There are, at present, fundamental problems in theoretical physics … the solution of which … will presumably require a more drastic revision of our fundmental concepts than any that have gone before. Quite likely, these changes will be so great that it will be beyond the power of human intelligence to get the necessary new ideas by direct attempts to formulate the experimental data in mathematical terms. The theoretical worker in the future will, therefore, have to proceed in a more direct way. The most powerful method of advance that can be suggested at present is to employ all the resources of pure mathematics in attempts to perfect and generalize the mathematical formalism that forms the existing basis of theoretical physics, and after each success in this direction, to try to interpret the new mathematical features in terms of physical entities.
At age 28.

There is thus a possibility that the ancient dream of philosophers to connect all Nature with the properties of whole numbers will some day be realized. To do so physics will have to develop a long way to establish the details of how the correspondence is to be made.

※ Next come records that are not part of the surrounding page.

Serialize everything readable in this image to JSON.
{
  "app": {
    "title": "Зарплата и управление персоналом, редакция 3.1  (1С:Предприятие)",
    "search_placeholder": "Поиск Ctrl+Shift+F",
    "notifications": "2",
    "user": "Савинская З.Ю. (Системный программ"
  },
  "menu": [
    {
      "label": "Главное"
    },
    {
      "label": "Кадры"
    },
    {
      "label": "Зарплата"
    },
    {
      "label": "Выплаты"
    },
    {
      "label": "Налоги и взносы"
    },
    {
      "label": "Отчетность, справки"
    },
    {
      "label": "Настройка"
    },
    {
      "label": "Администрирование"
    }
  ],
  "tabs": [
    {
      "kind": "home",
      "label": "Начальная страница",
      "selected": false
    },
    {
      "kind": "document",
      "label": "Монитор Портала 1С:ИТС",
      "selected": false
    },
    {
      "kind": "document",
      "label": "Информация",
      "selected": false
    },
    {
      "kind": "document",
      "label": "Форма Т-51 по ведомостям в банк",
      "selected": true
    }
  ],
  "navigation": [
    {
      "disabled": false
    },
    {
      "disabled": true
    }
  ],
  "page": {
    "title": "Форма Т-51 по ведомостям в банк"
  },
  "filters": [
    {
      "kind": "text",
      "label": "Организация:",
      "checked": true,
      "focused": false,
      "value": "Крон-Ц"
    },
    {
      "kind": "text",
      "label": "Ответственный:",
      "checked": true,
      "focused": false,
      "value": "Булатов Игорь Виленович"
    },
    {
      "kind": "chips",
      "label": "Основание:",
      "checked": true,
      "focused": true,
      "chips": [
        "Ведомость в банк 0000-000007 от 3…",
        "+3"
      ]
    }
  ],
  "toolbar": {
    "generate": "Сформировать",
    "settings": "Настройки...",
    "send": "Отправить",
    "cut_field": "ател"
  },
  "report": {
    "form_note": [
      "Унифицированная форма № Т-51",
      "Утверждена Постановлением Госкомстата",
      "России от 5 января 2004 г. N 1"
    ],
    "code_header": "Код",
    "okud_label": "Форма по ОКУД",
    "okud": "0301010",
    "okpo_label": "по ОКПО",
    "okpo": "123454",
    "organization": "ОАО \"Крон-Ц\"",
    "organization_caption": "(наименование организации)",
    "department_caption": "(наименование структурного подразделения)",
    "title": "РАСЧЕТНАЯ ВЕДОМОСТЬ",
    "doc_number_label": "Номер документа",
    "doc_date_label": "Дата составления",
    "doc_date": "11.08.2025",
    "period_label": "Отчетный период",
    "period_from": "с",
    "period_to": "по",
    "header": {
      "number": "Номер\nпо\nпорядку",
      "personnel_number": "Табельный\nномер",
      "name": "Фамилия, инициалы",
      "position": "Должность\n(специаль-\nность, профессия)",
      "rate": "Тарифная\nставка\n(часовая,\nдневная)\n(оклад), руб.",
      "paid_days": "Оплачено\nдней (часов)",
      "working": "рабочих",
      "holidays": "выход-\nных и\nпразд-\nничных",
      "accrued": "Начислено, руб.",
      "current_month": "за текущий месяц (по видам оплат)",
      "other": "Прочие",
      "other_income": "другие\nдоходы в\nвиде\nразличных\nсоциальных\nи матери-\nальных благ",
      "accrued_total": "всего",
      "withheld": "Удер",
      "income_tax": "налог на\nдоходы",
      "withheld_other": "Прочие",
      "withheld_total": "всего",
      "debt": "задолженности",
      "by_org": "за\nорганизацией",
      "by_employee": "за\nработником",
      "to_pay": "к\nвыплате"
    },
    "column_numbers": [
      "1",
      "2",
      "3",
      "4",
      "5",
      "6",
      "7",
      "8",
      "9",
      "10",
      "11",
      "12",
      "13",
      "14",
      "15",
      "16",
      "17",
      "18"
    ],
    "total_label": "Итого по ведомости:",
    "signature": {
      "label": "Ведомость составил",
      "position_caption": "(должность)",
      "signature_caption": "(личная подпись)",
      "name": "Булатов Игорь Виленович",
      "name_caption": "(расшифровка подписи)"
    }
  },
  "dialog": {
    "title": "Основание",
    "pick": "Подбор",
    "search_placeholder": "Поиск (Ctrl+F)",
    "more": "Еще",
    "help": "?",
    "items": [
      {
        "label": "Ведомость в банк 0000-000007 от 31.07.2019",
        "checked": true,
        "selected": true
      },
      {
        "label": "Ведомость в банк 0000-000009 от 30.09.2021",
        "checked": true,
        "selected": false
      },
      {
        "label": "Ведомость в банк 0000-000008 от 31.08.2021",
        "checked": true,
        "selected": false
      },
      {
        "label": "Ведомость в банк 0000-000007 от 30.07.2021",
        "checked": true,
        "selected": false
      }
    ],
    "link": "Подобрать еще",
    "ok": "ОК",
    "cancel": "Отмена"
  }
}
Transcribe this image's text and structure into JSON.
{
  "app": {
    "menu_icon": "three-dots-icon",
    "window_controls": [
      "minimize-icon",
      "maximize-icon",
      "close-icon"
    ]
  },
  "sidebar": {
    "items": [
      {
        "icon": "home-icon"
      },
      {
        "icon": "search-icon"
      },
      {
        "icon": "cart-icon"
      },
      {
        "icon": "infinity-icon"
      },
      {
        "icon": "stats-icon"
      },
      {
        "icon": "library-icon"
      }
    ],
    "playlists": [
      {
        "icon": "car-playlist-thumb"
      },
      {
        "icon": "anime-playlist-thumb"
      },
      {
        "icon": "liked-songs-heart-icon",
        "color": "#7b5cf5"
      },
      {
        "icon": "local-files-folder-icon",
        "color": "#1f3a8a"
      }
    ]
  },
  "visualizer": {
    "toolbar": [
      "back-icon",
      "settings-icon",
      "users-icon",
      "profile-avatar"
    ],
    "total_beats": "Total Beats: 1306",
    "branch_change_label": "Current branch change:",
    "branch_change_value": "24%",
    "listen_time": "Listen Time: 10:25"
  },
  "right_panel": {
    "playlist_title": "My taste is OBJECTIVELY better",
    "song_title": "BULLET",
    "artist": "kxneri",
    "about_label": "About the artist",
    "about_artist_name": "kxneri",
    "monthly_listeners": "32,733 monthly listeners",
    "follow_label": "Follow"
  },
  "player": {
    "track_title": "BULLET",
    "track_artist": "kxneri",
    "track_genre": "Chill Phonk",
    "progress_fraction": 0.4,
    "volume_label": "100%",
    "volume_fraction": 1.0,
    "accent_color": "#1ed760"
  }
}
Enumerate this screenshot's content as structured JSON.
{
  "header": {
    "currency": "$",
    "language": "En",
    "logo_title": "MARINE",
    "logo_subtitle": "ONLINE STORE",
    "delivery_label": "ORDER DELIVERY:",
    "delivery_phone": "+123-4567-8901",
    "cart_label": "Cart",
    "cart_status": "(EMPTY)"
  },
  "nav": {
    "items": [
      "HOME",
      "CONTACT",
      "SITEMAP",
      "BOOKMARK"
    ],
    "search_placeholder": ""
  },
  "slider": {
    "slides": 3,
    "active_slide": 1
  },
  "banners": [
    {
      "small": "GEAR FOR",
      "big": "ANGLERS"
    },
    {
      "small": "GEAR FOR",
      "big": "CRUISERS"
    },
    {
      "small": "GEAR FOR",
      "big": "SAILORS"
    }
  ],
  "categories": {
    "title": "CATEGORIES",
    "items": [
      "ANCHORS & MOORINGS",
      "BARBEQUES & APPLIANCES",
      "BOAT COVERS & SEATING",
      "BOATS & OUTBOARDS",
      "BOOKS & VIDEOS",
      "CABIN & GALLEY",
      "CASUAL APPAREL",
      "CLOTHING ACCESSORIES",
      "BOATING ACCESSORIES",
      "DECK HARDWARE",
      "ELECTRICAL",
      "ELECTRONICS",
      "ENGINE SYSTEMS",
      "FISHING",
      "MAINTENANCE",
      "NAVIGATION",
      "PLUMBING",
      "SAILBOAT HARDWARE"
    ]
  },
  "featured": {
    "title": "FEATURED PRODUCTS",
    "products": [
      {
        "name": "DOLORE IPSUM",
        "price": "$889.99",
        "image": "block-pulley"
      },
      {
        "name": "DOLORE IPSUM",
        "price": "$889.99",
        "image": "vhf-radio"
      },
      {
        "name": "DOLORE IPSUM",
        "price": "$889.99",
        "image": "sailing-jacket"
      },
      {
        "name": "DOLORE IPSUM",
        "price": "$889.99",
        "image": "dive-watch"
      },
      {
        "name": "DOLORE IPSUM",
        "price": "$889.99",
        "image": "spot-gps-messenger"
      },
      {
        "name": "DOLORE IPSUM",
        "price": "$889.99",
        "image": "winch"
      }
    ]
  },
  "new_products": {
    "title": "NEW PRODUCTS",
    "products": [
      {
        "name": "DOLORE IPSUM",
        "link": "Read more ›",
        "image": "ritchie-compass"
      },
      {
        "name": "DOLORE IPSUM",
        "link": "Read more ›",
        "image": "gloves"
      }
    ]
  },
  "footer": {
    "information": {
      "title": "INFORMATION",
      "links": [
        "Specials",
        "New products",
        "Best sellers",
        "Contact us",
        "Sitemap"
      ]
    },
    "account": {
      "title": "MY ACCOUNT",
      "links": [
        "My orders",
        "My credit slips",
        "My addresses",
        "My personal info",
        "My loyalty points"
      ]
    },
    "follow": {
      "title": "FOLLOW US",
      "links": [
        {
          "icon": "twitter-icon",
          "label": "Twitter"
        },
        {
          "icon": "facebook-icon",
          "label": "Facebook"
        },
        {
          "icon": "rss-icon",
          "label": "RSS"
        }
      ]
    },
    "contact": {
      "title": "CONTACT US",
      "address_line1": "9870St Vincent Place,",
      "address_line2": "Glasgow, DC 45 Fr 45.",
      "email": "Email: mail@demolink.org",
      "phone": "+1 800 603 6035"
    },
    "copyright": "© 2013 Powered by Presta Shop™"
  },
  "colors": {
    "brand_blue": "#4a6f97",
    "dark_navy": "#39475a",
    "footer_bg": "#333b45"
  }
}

One hint for this development seems pretty obvious, namely, the study of whole numbers in modern mathematics is inextricably bound up with the theory of functions of a complex variable, which theory we have already seen has a good chance of forming the basis of the physics of the future. The working out of this idea would lead to a connection between atomic theory and cosmology.

What makes the theory of relativity so acceptable to physicists in spite of its going against the principle of simplicity is its great mathematical beauty. This is a quality which cannot be defined, any more than beauty in art can be defined, but which people who study mathematics usually have no difficulty in appreciating. … The restricted theory changed our ideas of space and time in a way that may be summarised by stating that the group of transformations to which the space-time continuum is subject must be changed from the Galilean group to the Lorentz group.